Erecting walls will put even more pressure on the Western Balkan countries that are already struggling with tens of thousands of refugees trekking across this part of Europe. And it will lead to a fortress Europe—precisely what the Eastern members of the EU didn’t want the union to become vis-à-vis their own Eastern neighbors once they joined the EU in 2004. The new member states didn’t want their neighbors isolated from Europe.
The hard reality facing European leaders and their publics is inescapable. Europe is facing the largest movement of people since World War II. It is also facing one of its biggest social and cultural challenges, which all EU countries will eventually have to accept. Failing that, as German Chancellor Angela Merkel recently said, the EU could be destroyed.
In Germany, there is hardly a day without some attack on shelters for refugees or some despicable hate e-mails sent to politicians and local government officials who try to mobilize as much support as possible for the refugees.
But at the same time, there is hardly a day without another citizens’ movement springing into action in some way or other. A lawyer I know has organized his law practice to give German lessons to a group of Syrian and Eritrean refugees. “We contacted the local municipality that takes care of the refugees, bought a simple teaching manual, and now give classes at least once a week,” he told me. It’s all done on a voluntary and free basis.

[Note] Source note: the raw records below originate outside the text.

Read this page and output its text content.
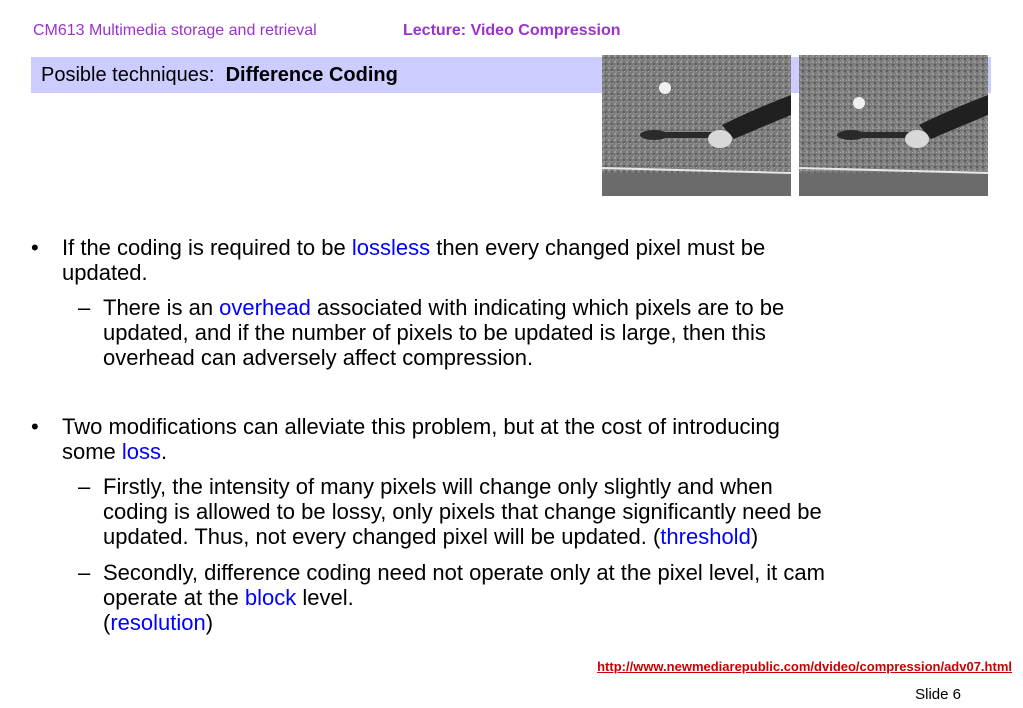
CM613 Multimedia storage and retrieval	Lecture: Video Compression
Posible techniques: Difference Coding
• If the coding is required to be lossless then every changed pixel must be
updated.
– There is an overhead associated with indicating which pixels are to be
updated, and if the number of pixels to be updated is large, then this
overhead can adversely affect compression.
• Two modifications can alleviate this problem, but at the cost of introducing
some loss.
– Firstly, the intensity of many pixels will change only slightly and when
coding is allowed to be lossy, only pixels that change significantly need be
updated. Thus, not every changed pixel will be updated. (threshold)
– Secondly, difference coding need not operate only at the pixel level, it cam
operate at the block level.
(resolution)
http://www.newmediarepublic.com/dvideo/compression/adv07.html
Slide 6
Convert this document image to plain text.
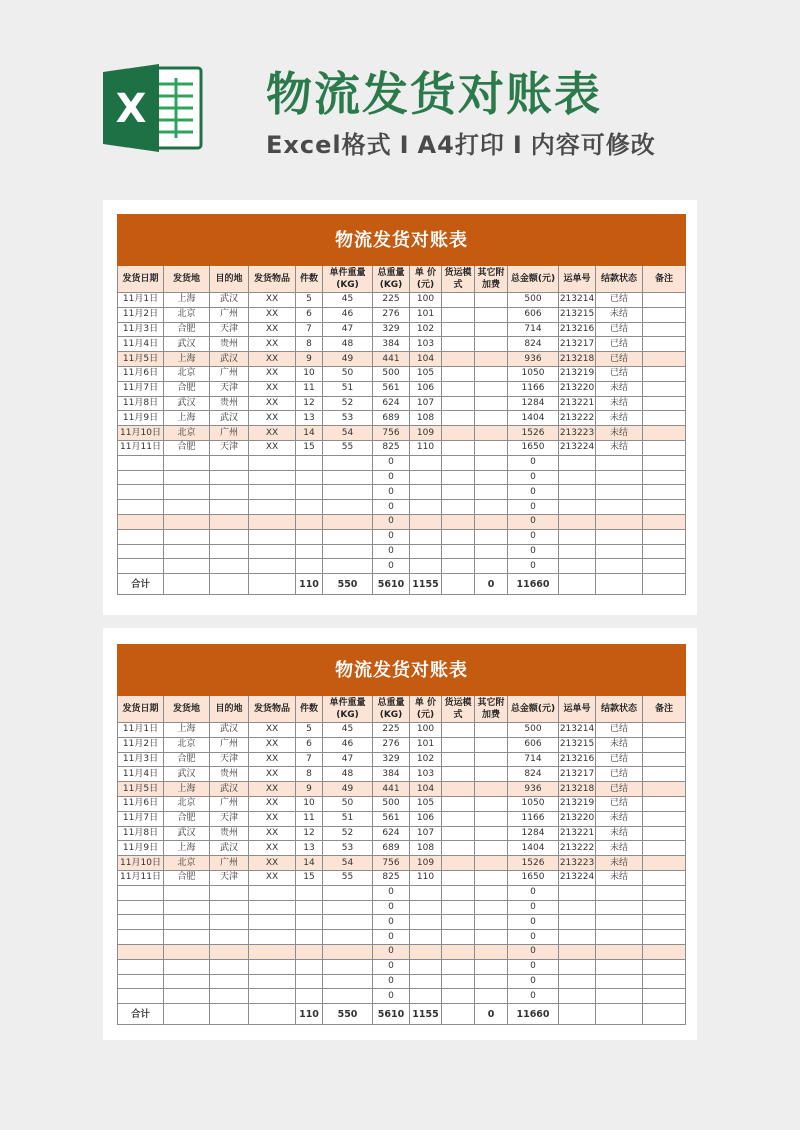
X	物流发货对账表
Excel格式 I A4打印 I 内容可修改
物流发货对账表													
发货日期	发货地	目的地	发货物品	件数	单件重量(KG)	总重量(KG)	单 价(元)	货运模式	其它附加费	总金额(元)	运单号	结款状态	备注
11月1日	上海	武汉	XX	5	45	225	100			500	213214	已结	
11月2日	北京	广州	XX	6	46	276	101			606	213215	未结	
11月3日	合肥	天津	XX	7	47	329	102			714	213216	已结	
11月4日	武汉	贵州	XX	8	48	384	103			824	213217	已结	
11月5日	上海	武汉	XX	9	49	441	104			936	213218	已结	
11月6日	北京	广州	XX	10	50	500	105			1050	213219	已结	
11月7日	合肥	天津	XX	11	51	561	106			1166	213220	未结	
11月8日	武汉	贵州	XX	12	52	624	107			1284	213221	未结	
11月9日	上海	武汉	XX	13	53	689	108			1404	213222	未结	
11月10日	北京	广州	XX	14	54	756	109			1526	213223	未结	
11月11日	合肥	天津	XX	15	55	825	110			1650	213224	未结	
						0				0			
						0				0			
						0				0			
						0				0			
						0				0			
						0				0			
						0				0			
						0				0			
合计				110	550	5610	1155		0	11660			
物流发货对账表													
发货日期	发货地	目的地	发货物品	件数	单件重量(KG)	总重量(KG)	单 价(元)	货运模式	其它附加费	总金额(元)	运单号	结款状态	备注
11月1日	上海	武汉	XX	5	45	225	100			500	213214	已结	
11月2日	北京	广州	XX	6	46	276	101			606	213215	未结	
11月3日	合肥	天津	XX	7	47	329	102			714	213216	已结	
11月4日	武汉	贵州	XX	8	48	384	103			824	213217	已结	
11月5日	上海	武汉	XX	9	49	441	104			936	213218	已结	
11月6日	北京	广州	XX	10	50	500	105			1050	213219	已结	
11月7日	合肥	天津	XX	11	51	561	106			1166	213220	未结	
11月8日	武汉	贵州	XX	12	52	624	107			1284	213221	未结	
11月9日	上海	武汉	XX	13	53	689	108			1404	213222	未结	
11月10日	北京	广州	XX	14	54	756	109			1526	213223	未结	
11月11日	合肥	天津	XX	15	55	825	110			1650	213224	未结	
						0				0			
						0				0			
						0				0			
						0				0			
						0				0			
						0				0			
						0				0			
						0				0			
合计				110	550	5610	1155		0	11660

These kinds of spontaneous actions humanize the refugee problem. Perhaps this is the key to trying to understand why Europe has been so unprepared and so unwilling to pull together in dealing with the crisis. The refugees are seen as foreign, meaning not European—not that the word “European” can be clearly defined.

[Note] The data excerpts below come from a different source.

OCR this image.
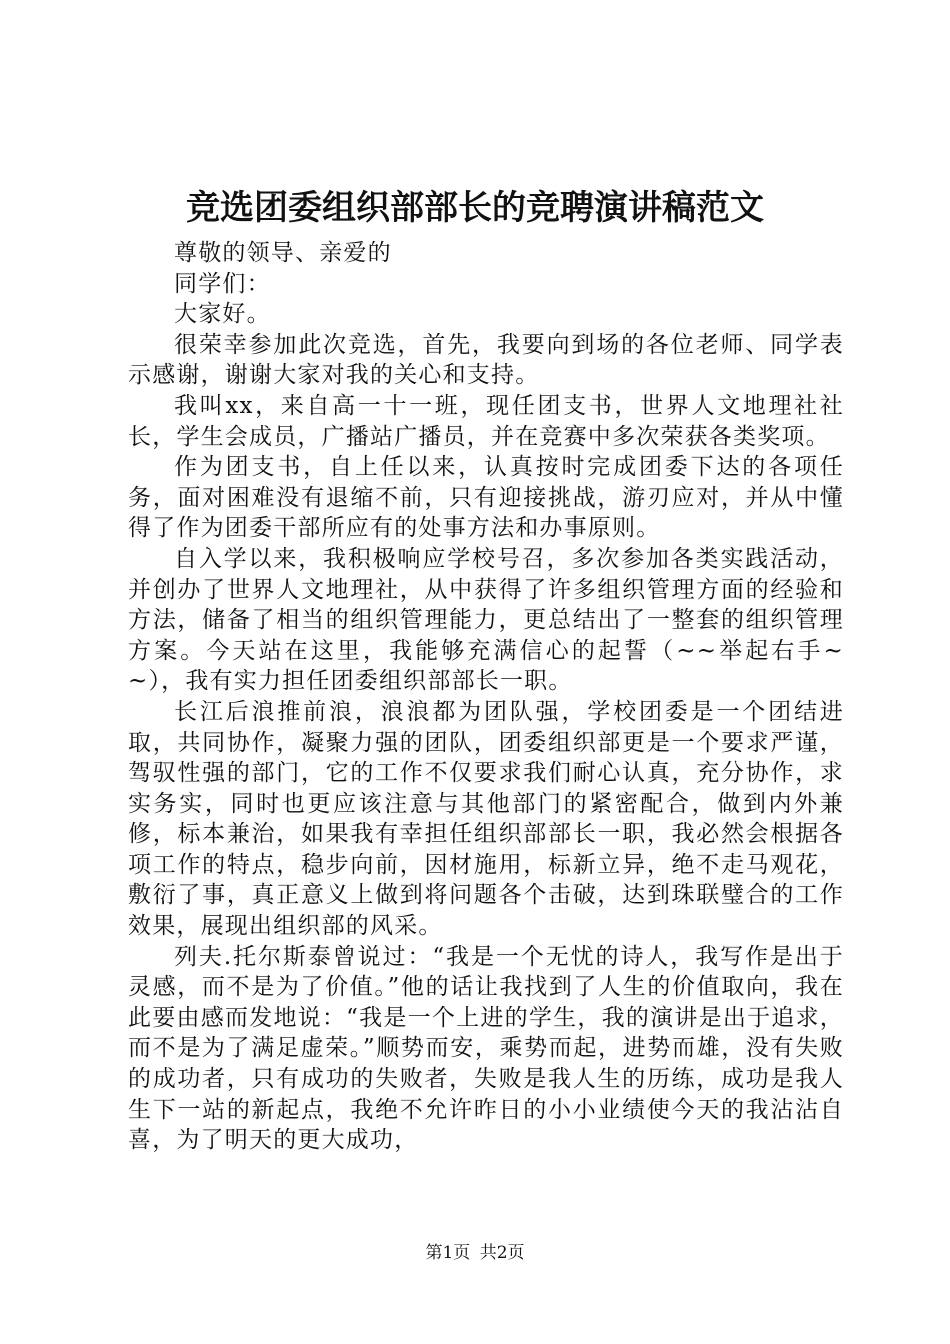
竞选团委组织部部长的竞聘演讲稿范文

尊敬的领导、亲爱的

同学们：

大家好。

很荣幸参加此次竞选，首先，我要向到场的各位老师、同学表示感谢，谢谢大家对我的关心和支持。

我叫xx，来自高一十一班，现任团支书，世界人文地理社社长，学生会成员，广播站广播员，并在竞赛中多次荣获各类奖项。

作为团支书，自上任以来，认真按时完成团委下达的各项任务，面对困难没有退缩不前，只有迎接挑战，游刃应对，并从中懂得了作为团委干部所应有的处事方法和办事原则。

自入学以来，我积极响应学校号召，多次参加各类实践活动，并创办了世界人文地理社，从中获得了许多组织管理方面的经验和方法，储备了相当的组织管理能力，更总结出了一整套的组织管理方案。今天站在这里，我能够充满信心的起誓（~~举起右手~~），我有实力担任团委组织部部长一职。

长江后浪推前浪，浪浪都为团队强，学校团委是一个团结进取，共同协作，凝聚力强的团队，团委组织部更是一个要求严谨，驾驭性强的部门，它的工作不仅要求我们耐心认真，充分协作，求实务实，同时也更应该注意与其他部门的紧密配合，做到内外兼修，标本兼治，如果我有幸担任组织部部长一职，我必然会根据各项工作的特点，稳步向前，因材施用，标新立异，绝不走马观花，敷衍了事，真正意义上做到将问题各个击破，达到珠联璧合的工作效果，展现出组织部的风采。

列夫.托尔斯泰曾说过：“我是一个无忧的诗人，我写作是出于灵感，而不是为了价值。”他的话让我找到了人生的价值取向，我在此要由感而发地说：“我是一个上进的学生，我的演讲是出于追求，而不是为了满足虚荣。”顺势而安，乘势而起，进势而雄，没有失败的成功者，只有成功的失败者，失败是我人生的历练，成功是我人生下一站的新起点，我绝不允许昨日的小小业绩使今天的我沾沾自喜，为了明天的更大成功，

第1页 共2页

Jarosław Kaczyński, the nationalist, conservative leader of Poland’s Law and Justice party, which won the country’s national election on October 25, has heaped racist scorn on the refugees. He is not alone. Viktor Orbán, the prime minister of Hungary, who built a wall along the Hungarian-Serbian border to keep out refugees, said the migrants would undermine what Europe stood for: its Christian values.

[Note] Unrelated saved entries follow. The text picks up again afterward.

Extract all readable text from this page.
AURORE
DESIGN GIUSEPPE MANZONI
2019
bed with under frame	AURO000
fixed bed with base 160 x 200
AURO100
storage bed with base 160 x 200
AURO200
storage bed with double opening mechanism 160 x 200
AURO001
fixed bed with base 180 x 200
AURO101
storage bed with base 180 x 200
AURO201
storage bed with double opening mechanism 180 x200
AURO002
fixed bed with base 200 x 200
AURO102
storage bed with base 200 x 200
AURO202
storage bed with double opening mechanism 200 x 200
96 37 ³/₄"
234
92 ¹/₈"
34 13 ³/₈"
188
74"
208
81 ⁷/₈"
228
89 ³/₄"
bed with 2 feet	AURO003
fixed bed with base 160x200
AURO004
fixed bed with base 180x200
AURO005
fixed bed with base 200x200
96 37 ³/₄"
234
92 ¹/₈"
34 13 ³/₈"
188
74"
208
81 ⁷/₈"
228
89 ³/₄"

Cultural walls exist even where there are no physical barriers. Leading Slovak and Czech officials harbor the same fears and suspicions about having Muslims living in their countries—as do anti-immigration parties in the Netherlands, France, and other EU countries.
In short, because the refugees are predominantly Muslim and come from nondemocratic countries, their backgrounds have become confused with a kind of Islamophobia. This fuels support for populists but also frightens many people who fear the impact of immigration on the fabric of their societies. It’s as if they don’t have self-confidence in their own societies.
That is why Merkel has put a huge emphasis on integrating the refugees as quickly as possible, not only by teaching them German, getting the children into school, or establishing job-training schemes, but also by spreading the culture and values of democracy in a secular society.
It is a mammoth challenge that Merkel has made one of the main pillars of her refugee policy. It is a challenge she keeps repeating to the German public because she and her advisers know the high price to pay if integration, which is such a long-term process, fails.
With no end in sight to the refugees fleeing the war in Syria, one wonders how the EU and European governments would respond if the 1.4 million Ukrainians who have been internally displaced by the war and destruction in parts of eastern Ukraine sought refuge in the EU.